Consider the boundary cases, which activate successively more parts of the function:

• When length is zero, we bail out without touching memory.
• When length is one, we set the one and only element to zero.
• When length is two, we set the high-order nibble of the first byte to low-order nibble of the second byte (that is, bits 12-16), and the second byte to zero. We don't activate the loop.
• When length is greater than two we hit the loop, shuffling the bytes across the two-element buffer.
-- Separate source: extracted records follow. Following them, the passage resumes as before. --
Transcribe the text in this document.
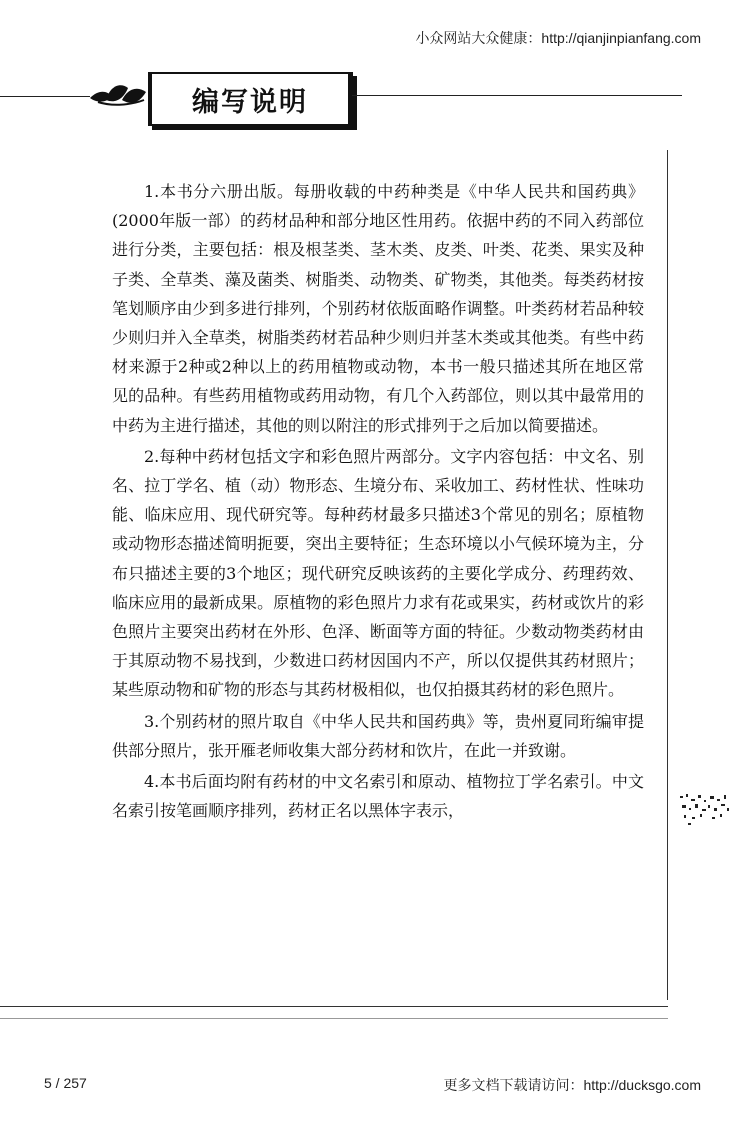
小众网站大众健康：http://qianjinpianfang.com
编写说明

1.本书分六册出版。每册收载的中药种类是《中华人民共和国药典》(2000年版一部）的药材品种和部分地区性用药。依据中药的不同入药部位进行分类，主要包括：根及根茎类、茎木类、皮类、叶类、花类、果实及种子类、全草类、藻及菌类、树脂类、动物类、矿物类，其他类。每类药材按笔划顺序由少到多进行排列，个别药材依版面略作调整。叶类药材若品种较少则归并入全草类，树脂类药材若品种少则归并茎木类或其他类。有些中药材来源于2种或2种以上的药用植物或动物，本书一般只描述其所在地区常见的品种。有些药用植物或药用动物，有几个入药部位，则以其中最常用的中药为主进行描述，其他的则以附注的形式排列于之后加以简要描述。

2.每种中药材包括文字和彩色照片两部分。文字内容包括：中文名、别名、拉丁学名、植（动）物形态、生境分布、采收加工、药材性状、性味功能、临床应用、现代研究等。每种药材最多只描述3个常见的别名；原植物或动物形态描述简明扼要，突出主要特征；生态环境以小气候环境为主，分布只描述主要的3个地区；现代研究反映该药的主要化学成分、药理药效、临床应用的最新成果。原植物的彩色照片力求有花或果实，药材或饮片的彩色照片主要突出药材在外形、色泽、断面等方面的特征。少数动物类药材由于其原动物不易找到，少数进口药材因国内不产，所以仅提供其药材照片；某些原动物和矿物的形态与其药材极相似，也仅拍摄其药材的彩色照片。

3.个别药材的照片取自《中华人民共和国药典》等，贵州夏同珩编审提供部分照片，张开雁老师收集大部分药材和饮片，在此一并致谢。

4.本书后面均附有药材的中文名索引和原动、植物拉丁学名索引。中文名索引按笔画顺序排列，药材正名以黑体字表示，

5 / 257	更多文档下载请访问：http://ducksgo.com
If efficiency is your goal, the answer probably depends largely on your machine's architecture. Typically you should maintain the two-element buffer, but handle a machine word (32/64 bit unsigned integer) at a time. If you're shifting a lot of data it will be worthwhile treating the first few bytes as a special case so that you can get your machine word pointers word-aligned. Most CPUs access memory more efficiently if the accesses fall on machine word boundaries. Of course, the trailing bytes have to be handled specially too so you don't touch memory past the end of the array.